Using Data Science to Help Win Fantasy Football Games

A couple years into my first fantasy football league, I felt the need to track game statistics to find hidden value in players. I was in a pretty competitive head-to-head league with fourteen members or ‘team managers’ who are able to carry over three players into the next season, and most trades are vetoed by division rivals if they were even proposed.

If you’re not familiar with fantasy football, that just means there were more teams than usual, keeping more top-tier players than usual year-over-year.

This made for an environment where top performing players were hard to come by. One would need to make accurate predictions on college players’ 2-3 year NFL outlooks to draft them on their rookie year in the league. I don’t follow college football and even the experts who do sometimes have trouble predicting rookies’ level of success in the NFL.

This is where I turned to statistics for help about 8 years ago – copying and pasting from Yahoo! Sports to my Excel spreadsheet and analyzing the data in there.
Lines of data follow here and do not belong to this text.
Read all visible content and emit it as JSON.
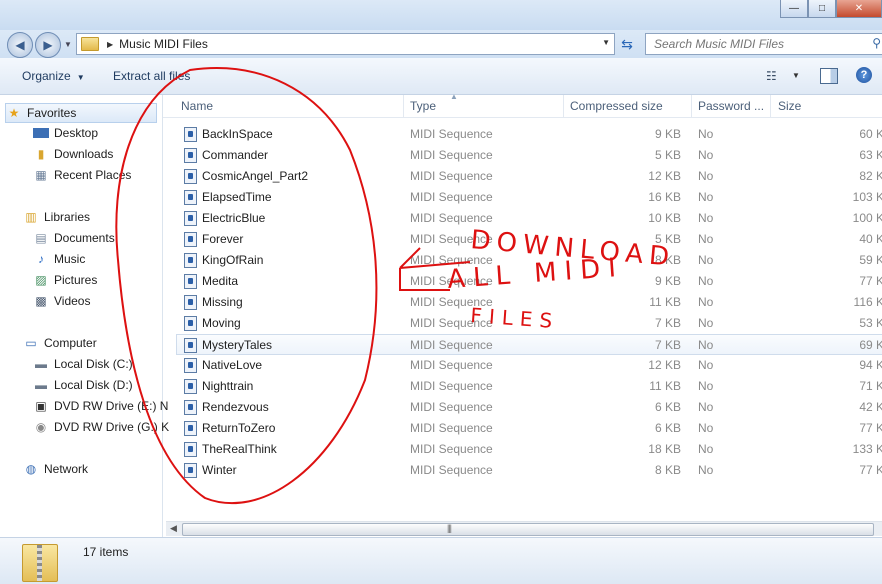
{
  "window": {
    "minimize_glyph": "—",
    "maximize_glyph": "□",
    "close_glyph": "✕"
  },
  "address": {
    "breadcrumb": "Music MIDI Files",
    "search_placeholder": "Search Music MIDI Files"
  },
  "toolbar": {
    "organize": "Organize",
    "extract": "Extract all files"
  },
  "nav": {
    "favorites": "Favorites",
    "desktop": "Desktop",
    "downloads": "Downloads",
    "recent": "Recent Places",
    "libraries": "Libraries",
    "documents": "Documents",
    "music": "Music",
    "pictures": "Pictures",
    "videos": "Videos",
    "computer": "Computer",
    "local_c": "Local Disk (C:)",
    "local_d": "Local Disk (D:)",
    "dvd_e": "DVD RW Drive (E:) N",
    "dvd_g": "DVD RW Drive (G:) K",
    "network": "Network"
  },
  "columns": {
    "name": "Name",
    "type": "Type",
    "compressed": "Compressed size",
    "password": "Password ...",
    "size": "Size"
  },
  "files": [
    {
      "name": "BackInSpace",
      "type": "MIDI Sequence",
      "compressed": "9 KB",
      "password": "No",
      "size": "60 K"
    },
    {
      "name": "Commander",
      "type": "MIDI Sequence",
      "compressed": "5 KB",
      "password": "No",
      "size": "63 K"
    },
    {
      "name": "CosmicAngel_Part2",
      "type": "MIDI Sequence",
      "compressed": "12 KB",
      "password": "No",
      "size": "82 K"
    },
    {
      "name": "ElapsedTime",
      "type": "MIDI Sequence",
      "compressed": "16 KB",
      "password": "No",
      "size": "103 K"
    },
    {
      "name": "ElectricBlue",
      "type": "MIDI Sequence",
      "compressed": "10 KB",
      "password": "No",
      "size": "100 K"
    },
    {
      "name": "Forever",
      "type": "MIDI Sequence",
      "compressed": "5 KB",
      "password": "No",
      "size": "40 K"
    },
    {
      "name": "KingOfRain",
      "type": "MIDI Sequence",
      "compressed": "8 KB",
      "password": "No",
      "size": "59 K"
    },
    {
      "name": "Medita",
      "type": "MIDI Sequence",
      "compressed": "9 KB",
      "password": "No",
      "size": "77 K"
    },
    {
      "name": "Missing",
      "type": "MIDI Sequence",
      "compressed": "11 KB",
      "password": "No",
      "size": "116 K"
    },
    {
      "name": "Moving",
      "type": "MIDI Sequence",
      "compressed": "7 KB",
      "password": "No",
      "size": "53 K"
    },
    {
      "name": "MysteryTales",
      "type": "MIDI Sequence",
      "compressed": "7 KB",
      "password": "No",
      "size": "69 K"
    },
    {
      "name": "NativeLove",
      "type": "MIDI Sequence",
      "compressed": "12 KB",
      "password": "No",
      "size": "94 K"
    },
    {
      "name": "Nighttrain",
      "type": "MIDI Sequence",
      "compressed": "11 KB",
      "password": "No",
      "size": "71 K"
    },
    {
      "name": "Rendezvous",
      "type": "MIDI Sequence",
      "compressed": "6 KB",
      "password": "No",
      "size": "42 K"
    },
    {
      "name": "ReturnToZero",
      "type": "MIDI Sequence",
      "compressed": "6 KB",
      "password": "No",
      "size": "77 K"
    },
    {
      "name": "TheRealThink",
      "type": "MIDI Sequence",
      "compressed": "18 KB",
      "password": "No",
      "size": "133 K"
    },
    {
      "name": "Winter",
      "type": "MIDI Sequence",
      "compressed": "8 KB",
      "password": "No",
      "size": "77 K"
    }
  ],
  "status": {
    "count": "17 items"
  },
  "annotation": {
    "line1": "DOWNLOAD",
    "line2": "ALL MIDI",
    "line3": "FILES",
    "color": "#dd1111"
  }
}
I primarily used this data analysis to find favourable matchups where average to 2^nd tier players can produce 1^st tier results. Other ways this analysis could help in your fantasy football league will also be touched on later in the article. For now, here’s what’s under the hood.

I built a solution to web-scrape weekly statistics using Python, then synthesize the data with R and present the output via a Shiny app. You can read about my Python web-scraping work here. The rest of this article will go through the data work in R. All Python and R code can be found in my GitHub repository and the Shiny app can be found here. [EDIT: Latest Update]

Cleaning the Scraped Raw Data

The scraped data imported to R was originally all in character format, and some of the field names just came through funny. Clean up was required and mainly consisted of:

Explicitly renaming field names
Setting appropriate data types like times, dates and numbers
Splitting fractions into separate numerator and denominator fields themselves.
(For example, completed passes of attempted passes by the QB was originally expressed as ’19-29′. This was split into 19 completed and 29 attempted, in separate fields)

Producing More Game Statistics

This brings me to the first distinction I think my analysis approach has – tracking all ‘stats allowed’. For a given game I’m documenting, all of an opponent’s stats is copied to the team at question, making an easy side-by-side comparison of all the stat categories the team produced and allowed.

nfl_16

To illustrate, consider the screenshot just above: Time of Possession (TOP) when earned by the opponent is also captured as Time on Defense (TOD) for the other team. TotalPlays by Philadelphia copied as PlaysDefended by Atlanta. Yards Allowed, Rushes Defended, Rushing Yards Allowed, etc.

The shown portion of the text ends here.